Study: Linux the Safest Out There
Page 1 of 1
A new study has found that Linux is more secure than most commercial software -- results that echo what its proponents have long said.
A four-year study released today by Coverity, reports Linux has a low bug count, making the code more stable and secure. The 2.6 Linux production kernel, now being shipped with software from Novell and other Linux vendors, contains 985 bugs in 5.7 million lines of code, far below the industry average, said Seth Hallem, Coverity's CEO.
"Our findings show that Linux contains an extremely low defect rate and is evidence of the strong security of Linux," Hallem said. "Many security holes in software are the result of software bugs that can be eliminated with good programming processes."

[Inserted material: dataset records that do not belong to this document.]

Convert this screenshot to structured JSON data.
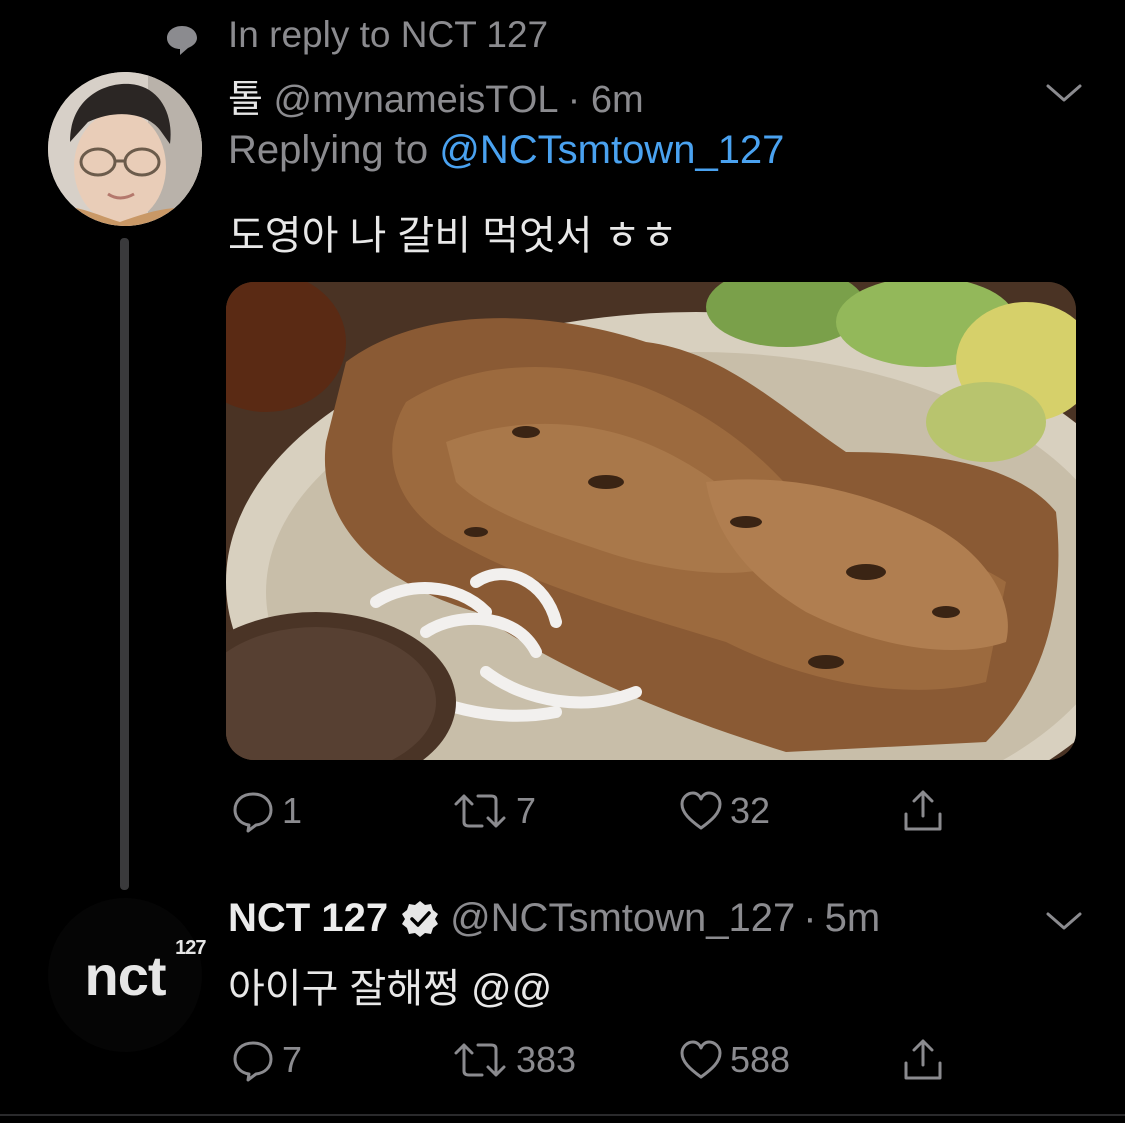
{
  "context": {
    "icon": "speech-bubble-icon",
    "text": "In reply to NCT 127"
  },
  "tweet1": {
    "avatar": "user-avatar-glasses",
    "display_name": "톨",
    "handle": "@mynameisTOL",
    "separator": "·",
    "time": "6m",
    "replying_prefix": "Replying to",
    "replying_mention": "@NCTsmtown_127",
    "text": "도영아 나 갈비 먹엇서 ㅎㅎ",
    "media": "photo-grilled-galbi",
    "actions": {
      "reply_count": "1",
      "retweet_count": "7",
      "like_count": "32"
    }
  },
  "tweet2": {
    "avatar_logo_text": "nct",
    "avatar_logo_sup": "127",
    "display_name": "NCT 127",
    "verified": true,
    "handle": "@NCTsmtown_127",
    "separator": "·",
    "time": "5m",
    "text": "아이구 잘해쩡 @@",
    "actions": {
      "reply_count": "7",
      "retweet_count": "383",
      "like_count": "588"
    }
  },
  "colors": {
    "background": "#000000",
    "secondary_text": "#8b8b8f",
    "primary_text": "#e8e8e8",
    "link": "#4aa2f0",
    "thread_line": "#3a3a3c"
  }
}
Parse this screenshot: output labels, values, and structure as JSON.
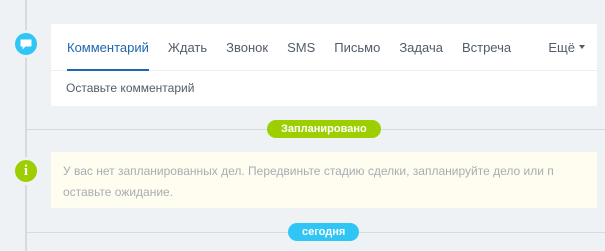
{
  "tabs": [
    {
      "label": "Комментарий",
      "active": true
    },
    {
      "label": "Ждать",
      "active": false
    },
    {
      "label": "Звонок",
      "active": false
    },
    {
      "label": "SMS",
      "active": false
    },
    {
      "label": "Письмо",
      "active": false
    },
    {
      "label": "Задача",
      "active": false
    },
    {
      "label": "Встреча",
      "active": false
    }
  ],
  "more_label": "Ещё",
  "comment_placeholder": "Оставьте комментарий",
  "planned_badge": "Запланировано",
  "notice_text": "У вас нет запланированных дел. Передвиньте стадию сделки, запланируйте дело или п оставьте ожидание.",
  "today_badge": "сегодня",
  "colors": {
    "accent_blue": "#2067b0",
    "marker_blue": "#2fc6f6",
    "marker_green": "#9dcf00",
    "notice_bg": "#fffdef"
  },
  "icons": {
    "comment_marker": "comment-icon",
    "info_marker": "info-icon"
  }
}
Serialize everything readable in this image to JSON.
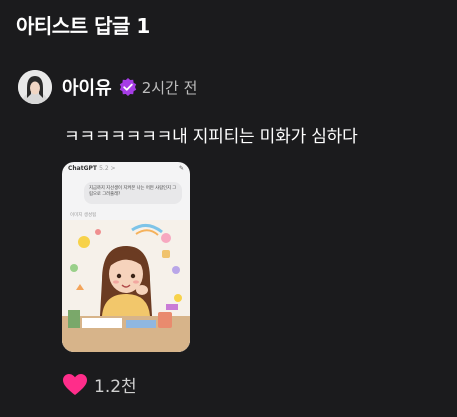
{
  "header": {
    "title": "아티스트 답글 1"
  },
  "post": {
    "author": "아이유",
    "timestamp": "2시간 전",
    "text": "ㅋㅋㅋㅋㅋㅋㅋ내 지피티는 미화가 심하다",
    "likes": "1.2천",
    "verified_color": "#a63de6",
    "heart_color": "#ff2d8a"
  },
  "attachment": {
    "app_title": "ChatGPT",
    "app_version": "5.2 >",
    "prompt": "지금까지 지선생이 지켜본 나는 어떤 사람인지 그림으로 그려줄래?",
    "image_label": "이미지 생성됨"
  }
}
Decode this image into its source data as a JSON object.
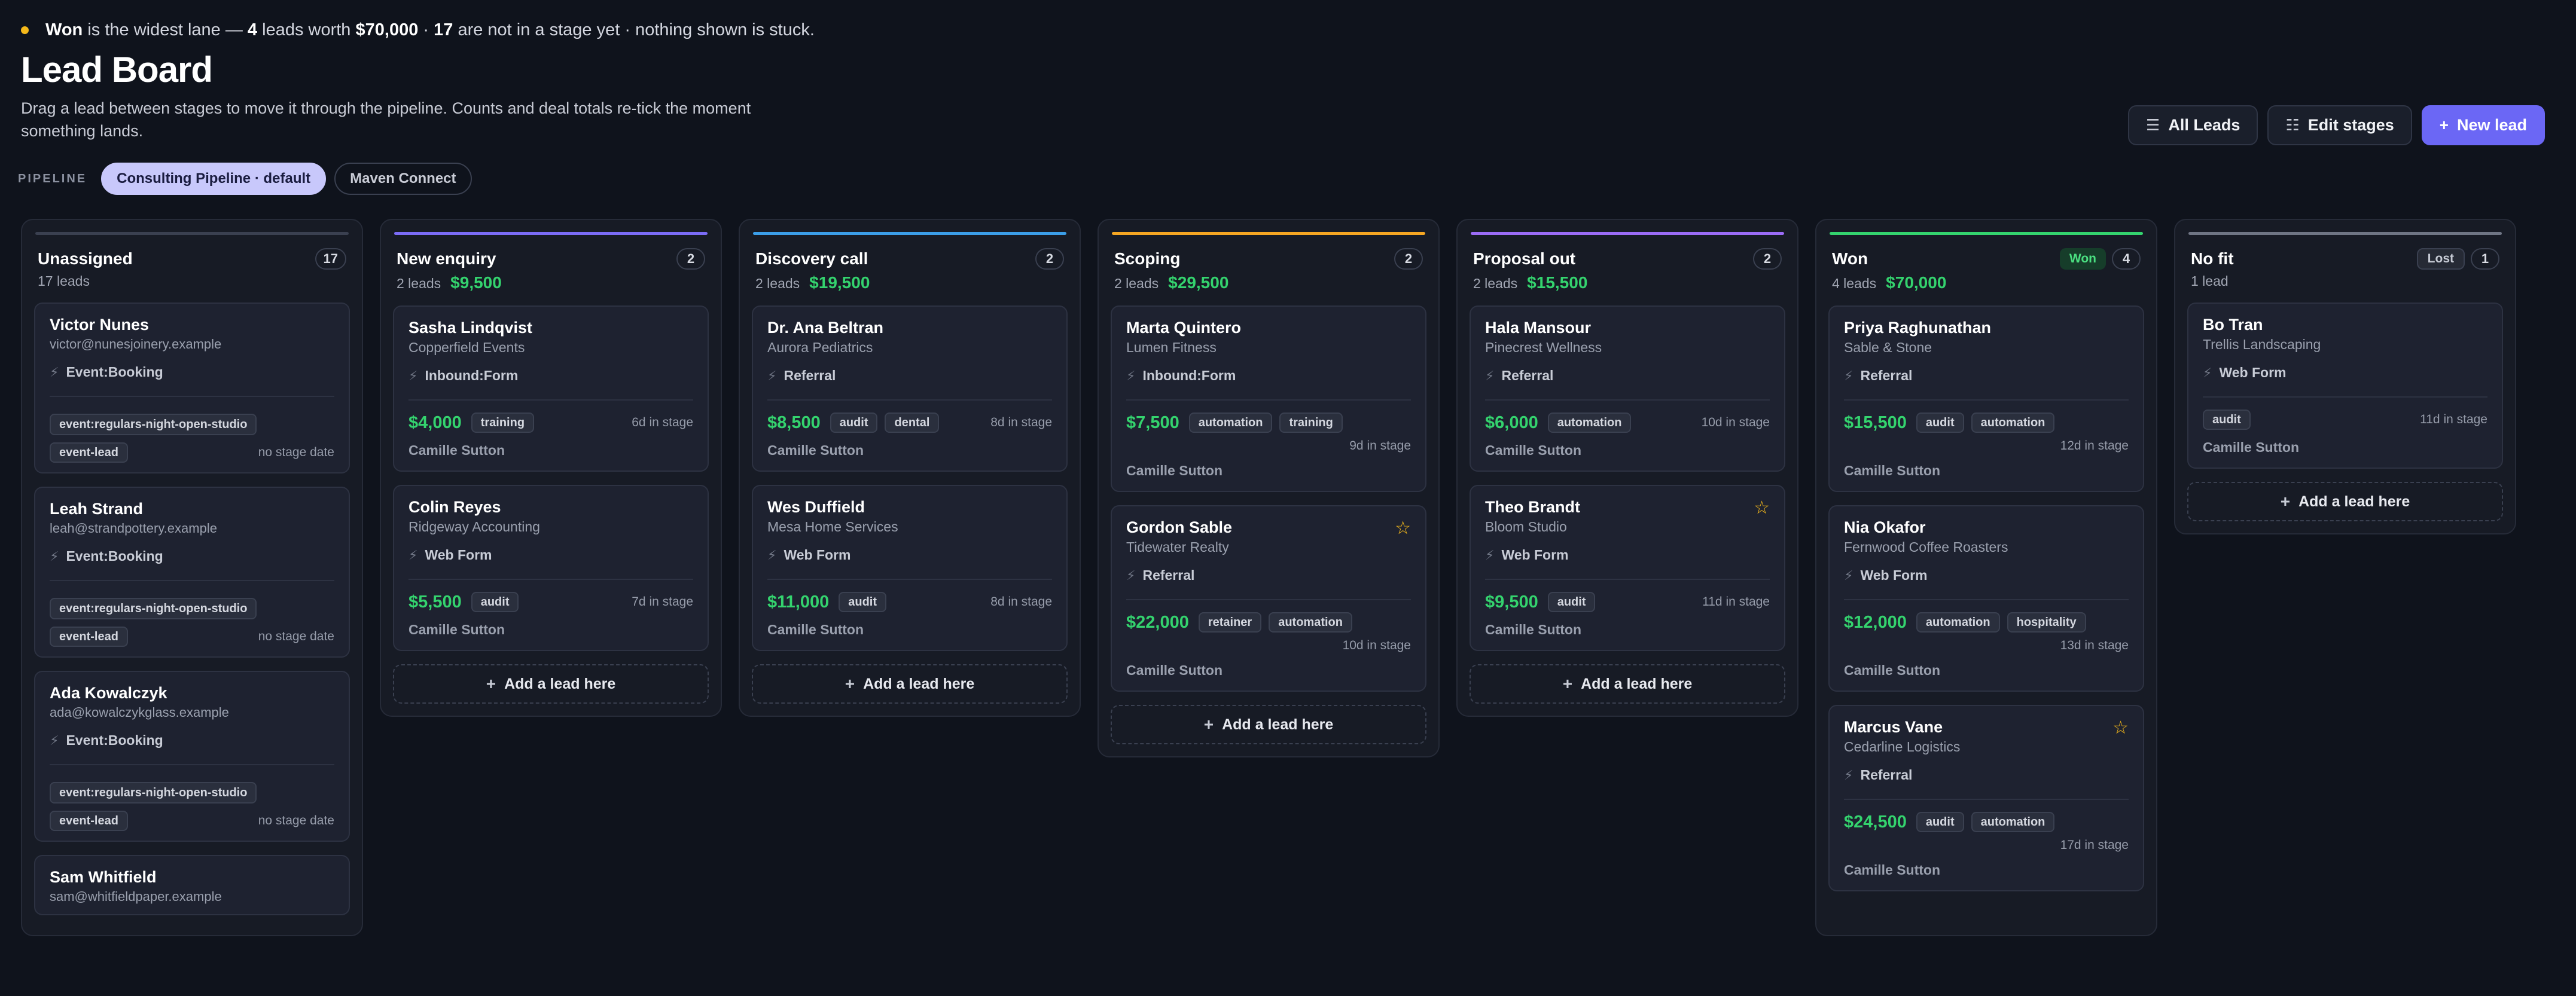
{
  "summary": {
    "lane": "Won",
    "text1": "is the widest lane —",
    "lead_count": "4",
    "text2": "leads worth",
    "amount": "$70,000",
    "sep": "·",
    "unstaged": "17",
    "text3": "are not in a stage yet · nothing shown is stuck."
  },
  "header": {
    "title": "Lead Board",
    "subtitle": "Drag a lead between stages to move it through the pipeline. Counts and deal totals re-tick the moment something lands."
  },
  "actions": {
    "all_leads": "All Leads",
    "edit_stages": "Edit stages",
    "new_lead": "New lead"
  },
  "pipeline": {
    "label": "PIPELINE",
    "options": [
      "Consulting Pipeline · default",
      "Maven Connect"
    ]
  },
  "add_label": "Add a lead here",
  "colors": {
    "accent": "#6b67f5",
    "new_enquiry": "#7b6cf6",
    "discovery": "#3b9ee8",
    "scoping": "#f5a623",
    "proposal": "#9b6cf6",
    "won": "#34d36e",
    "nofit": "#6f7584"
  },
  "columns": {
    "unassigned": {
      "title": "Unassigned",
      "count": "17",
      "sub": "17 leads",
      "leads": [
        {
          "name": "Victor Nunes",
          "email": "victor@nunesjoinery.example",
          "source": "Event:Booking",
          "event": "event:regulars-night-open-studio",
          "tag": "event-lead",
          "stage": "no stage date"
        },
        {
          "name": "Leah Strand",
          "email": "leah@strandpottery.example",
          "source": "Event:Booking",
          "event": "event:regulars-night-open-studio",
          "tag": "event-lead",
          "stage": "no stage date"
        },
        {
          "name": "Ada Kowalczyk",
          "email": "ada@kowalczykglass.example",
          "source": "Event:Booking",
          "event": "event:regulars-night-open-studio",
          "tag": "event-lead",
          "stage": "no stage date"
        },
        {
          "name": "Sam Whitfield",
          "email": "sam@whitfieldpaper.example"
        }
      ]
    },
    "new_enquiry": {
      "title": "New enquiry",
      "count": "2",
      "sub": "2 leads",
      "total": "$9,500",
      "leads": [
        {
          "name": "Sasha Lindqvist",
          "company": "Copperfield Events",
          "source": "Inbound:Form",
          "amount": "$4,000",
          "tags": [
            "training"
          ],
          "days": "6d in stage",
          "owner": "Camille Sutton"
        },
        {
          "name": "Colin Reyes",
          "company": "Ridgeway Accounting",
          "source": "Web Form",
          "amount": "$5,500",
          "tags": [
            "audit"
          ],
          "days": "7d in stage",
          "owner": "Camille Sutton"
        }
      ]
    },
    "discovery": {
      "title": "Discovery call",
      "count": "2",
      "sub": "2 leads",
      "total": "$19,500",
      "leads": [
        {
          "name": "Dr. Ana Beltran",
          "company": "Aurora Pediatrics",
          "source": "Referral",
          "amount": "$8,500",
          "tags": [
            "audit",
            "dental"
          ],
          "days": "8d in stage",
          "owner": "Camille Sutton"
        },
        {
          "name": "Wes Duffield",
          "company": "Mesa Home Services",
          "source": "Web Form",
          "amount": "$11,000",
          "tags": [
            "audit"
          ],
          "days": "8d in stage",
          "owner": "Camille Sutton"
        }
      ]
    },
    "scoping": {
      "title": "Scoping",
      "count": "2",
      "sub": "2 leads",
      "total": "$29,500",
      "leads": [
        {
          "name": "Marta Quintero",
          "company": "Lumen Fitness",
          "source": "Inbound:Form",
          "amount": "$7,500",
          "tags": [
            "automation",
            "training"
          ],
          "days": "9d in stage",
          "owner": "Camille Sutton"
        },
        {
          "name": "Gordon Sable",
          "company": "Tidewater Realty",
          "source": "Referral",
          "amount": "$22,000",
          "tags": [
            "retainer",
            "automation"
          ],
          "days": "10d in stage",
          "owner": "Camille Sutton",
          "starred": true
        }
      ]
    },
    "proposal": {
      "title": "Proposal out",
      "count": "2",
      "sub": "2 leads",
      "total": "$15,500",
      "leads": [
        {
          "name": "Hala Mansour",
          "company": "Pinecrest Wellness",
          "source": "Referral",
          "amount": "$6,000",
          "tags": [
            "automation"
          ],
          "days": "10d in stage",
          "owner": "Camille Sutton"
        },
        {
          "name": "Theo Brandt",
          "company": "Bloom Studio",
          "source": "Web Form",
          "amount": "$9,500",
          "tags": [
            "audit"
          ],
          "days": "11d in stage",
          "owner": "Camille Sutton",
          "starred": true
        }
      ]
    },
    "won": {
      "title": "Won",
      "badge": "Won",
      "count": "4",
      "sub": "4 leads",
      "total": "$70,000",
      "leads": [
        {
          "name": "Priya Raghunathan",
          "company": "Sable & Stone",
          "source": "Referral",
          "amount": "$15,500",
          "tags": [
            "audit",
            "automation"
          ],
          "days": "12d in stage",
          "owner": "Camille Sutton"
        },
        {
          "name": "Nia Okafor",
          "company": "Fernwood Coffee Roasters",
          "source": "Web Form",
          "amount": "$12,000",
          "tags": [
            "automation",
            "hospitality"
          ],
          "days": "13d in stage",
          "owner": "Camille Sutton"
        },
        {
          "name": "Marcus Vane",
          "company": "Cedarline Logistics",
          "source": "Referral",
          "amount": "$24,500",
          "tags": [
            "audit",
            "automation"
          ],
          "days": "17d in stage",
          "owner": "Camille Sutton",
          "starred": true
        }
      ]
    },
    "nofit": {
      "title": "No fit",
      "badge": "Lost",
      "count": "1",
      "sub": "1 lead",
      "leads": [
        {
          "name": "Bo Tran",
          "company": "Trellis Landscaping",
          "source": "Web Form",
          "tags": [
            "audit"
          ],
          "days": "11d in stage",
          "owner": "Camille Sutton"
        }
      ]
    }
  }
}
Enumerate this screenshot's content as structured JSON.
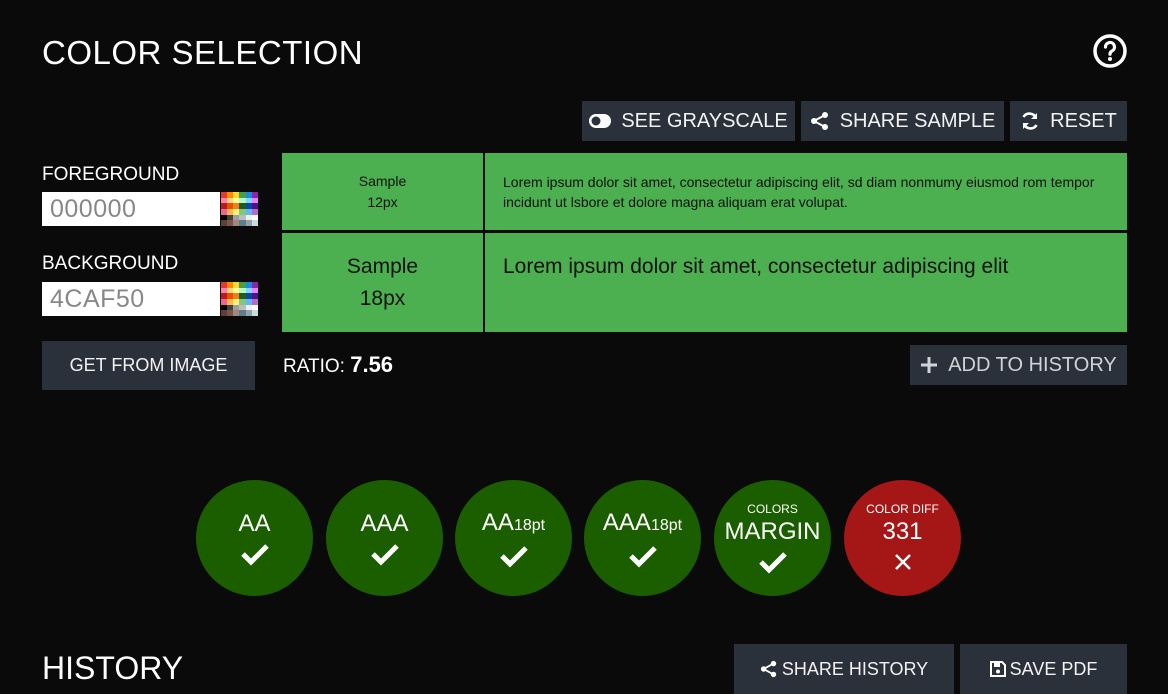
{
  "header": {
    "title": "COLOR SELECTION",
    "help_icon": "question-circle-icon"
  },
  "toolbar": {
    "grayscale_label": "SEE GRAYSCALE",
    "share_sample_label": "SHARE SAMPLE",
    "reset_label": "RESET"
  },
  "foreground": {
    "label": "FOREGROUND",
    "value": "000000"
  },
  "background": {
    "label": "BACKGROUND",
    "value": "4CAF50"
  },
  "get_from_image_label": "GET FROM IMAGE",
  "samples": {
    "small_label_1": "Sample",
    "small_label_2": "12px",
    "large_label_1": "Sample",
    "large_label_2": "18px",
    "small_text": "Lorem ipsum dolor sit amet, consectetur adipiscing elit, sd diam nonmumy eiusmod rom tempor incidunt ut lsbore et dolore magna aliquam erat volupat.",
    "large_text": "Lorem ipsum dolor sit amet, consectetur adipiscing elit",
    "foreground_color": "#000000",
    "background_color": "#4caf50"
  },
  "ratio": {
    "label": "RATIO:",
    "value": "7.56"
  },
  "add_to_history_label": "ADD TO HISTORY",
  "checks": [
    {
      "top": "",
      "main": "AA",
      "sub": "",
      "status": "pass"
    },
    {
      "top": "",
      "main": "AAA",
      "sub": "",
      "status": "pass"
    },
    {
      "top": "",
      "main": "AA",
      "sub": "18pt",
      "status": "pass"
    },
    {
      "top": "",
      "main": "AAA",
      "sub": "18pt",
      "status": "pass"
    },
    {
      "top": "COLORS",
      "main": "MARGIN",
      "sub": "",
      "status": "pass"
    },
    {
      "top": "COLOR DIFF",
      "main": "331",
      "sub": "",
      "status": "fail"
    }
  ],
  "colors": {
    "pass": "#1b5e00",
    "fail": "#a51616",
    "button": "#2b313b",
    "page": "#0a0a0a"
  },
  "history": {
    "title": "HISTORY",
    "share_label": "SHARE HISTORY",
    "save_pdf_label": "SAVE PDF"
  }
}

Commercial software contains 20 to 30 bugs for every thousand lines of code, according to Carnegie Mellon University's CyLab Sustainable Computing Consortium. That is the equivalent to 114,000 to 171,000 bugs in 5.7 million lines of code.
"Linux has continually improved over the period since we first began analyzing it," Hallem said, adding that open source has a big advantage, because so many eyes had the opportunity to search it for flaws.
Of the bugs found in the Linux production, 627 are found in critical parts of the kernel; 569 could could result in a system crash; 100 were security holes and 33 were buffer overruns, Coverity said.
Hallem said most of the bugs found during the study would be cleared by members of the open source community.
Andrew Morton, lead Linux kernel maintainer, said developers had already addressed the top-priority bugs discovered in the study.
"This is a benefit to the Linux development community, and we appreciate Coverity's efforts to help us improve the security and stability of Linux," he said in a statement.
Hallem says Coverity will begin providing bug analysis reports on a regular basis and make a summary of the results freely available to the Linux development community.
"Key Linux developers can now use the same tools that many of the world's largest commercial IT vendors have integrated into their software development process," Hallem said.
The Linux source code analysis project started in 2000 at the Stanford University Computer Science Research Center as part of a research initiative to improve software engineering processes in the software industry, said Hallem.